La risa estalló entre sus compañeros.
—Bueno, si quieres que el "tío" te acepte, tendrás que llevar una buena dote... —sugirió uno con picardía.
—¡Mínimo cinco carros! —añadió otro.
—¡Cállense! —rugió Xiao.
Y en ese instante, pequeñas agujas volaron desde sus mangas. Eran finas, casi invisibles, y su punta brillaba con un veneno mortal.
El grupo reaccionó al instante. Saltaron, rodaron, esquivaron. Las agujas se incrustaron en las paredes y el suelo, temblando por la fuerza con que habían sido lanzadas.

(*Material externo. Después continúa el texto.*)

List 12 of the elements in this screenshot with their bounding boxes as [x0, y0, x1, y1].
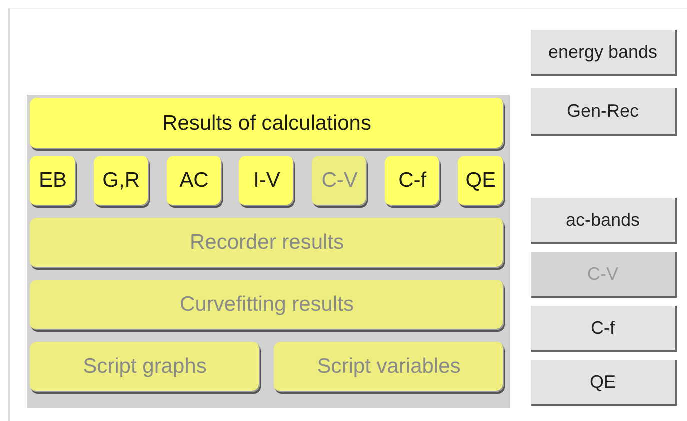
result-type-button[interactable]: G,R: [94, 156, 149, 206]
side-button[interactable]: Gen-Rec: [531, 88, 677, 136]
side-button[interactable]: ac-bands: [531, 198, 677, 244]
result-type-button[interactable]: AC: [166, 156, 222, 206]
side-button[interactable]: C-f: [531, 306, 677, 352]
result-type-button[interactable]: EB: [30, 156, 76, 206]
side-button[interactable]: QE: [531, 360, 677, 406]
result-type-button[interactable]: QE: [458, 156, 504, 206]
side-button[interactable]: energy bands: [531, 30, 677, 76]
results-button[interactable]: Results of calculations: [30, 98, 504, 149]
result-type-button[interactable]: C-f: [385, 156, 440, 206]
result-type-button[interactable]: I-V: [239, 156, 294, 206]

Todos se quedaron en guardia.
Xiao jadeaba, con el rostro enrojecido por la furia. Nadie tenía sus armas a mano, pero sabían que él no estaba bromeando.
—¿Qué demonios te pasa, Xiao? —preguntó Zhao Chen, con tono serio ahora.
Pero Xiao no respondió. Algo en él se había quebrado. Una línea que no debía cruzarse había sido atravesada. Sus ojos no eran los del joven noble de siempre, sino los de alguien dispuesto a hacer daño para proteger lo que consideraba sagrado.
Los demás se miraron en silencio. Por primera vez en mucho tiempo, se dieron cuenta de que tal vez... no sabían quién era realmente Xiao.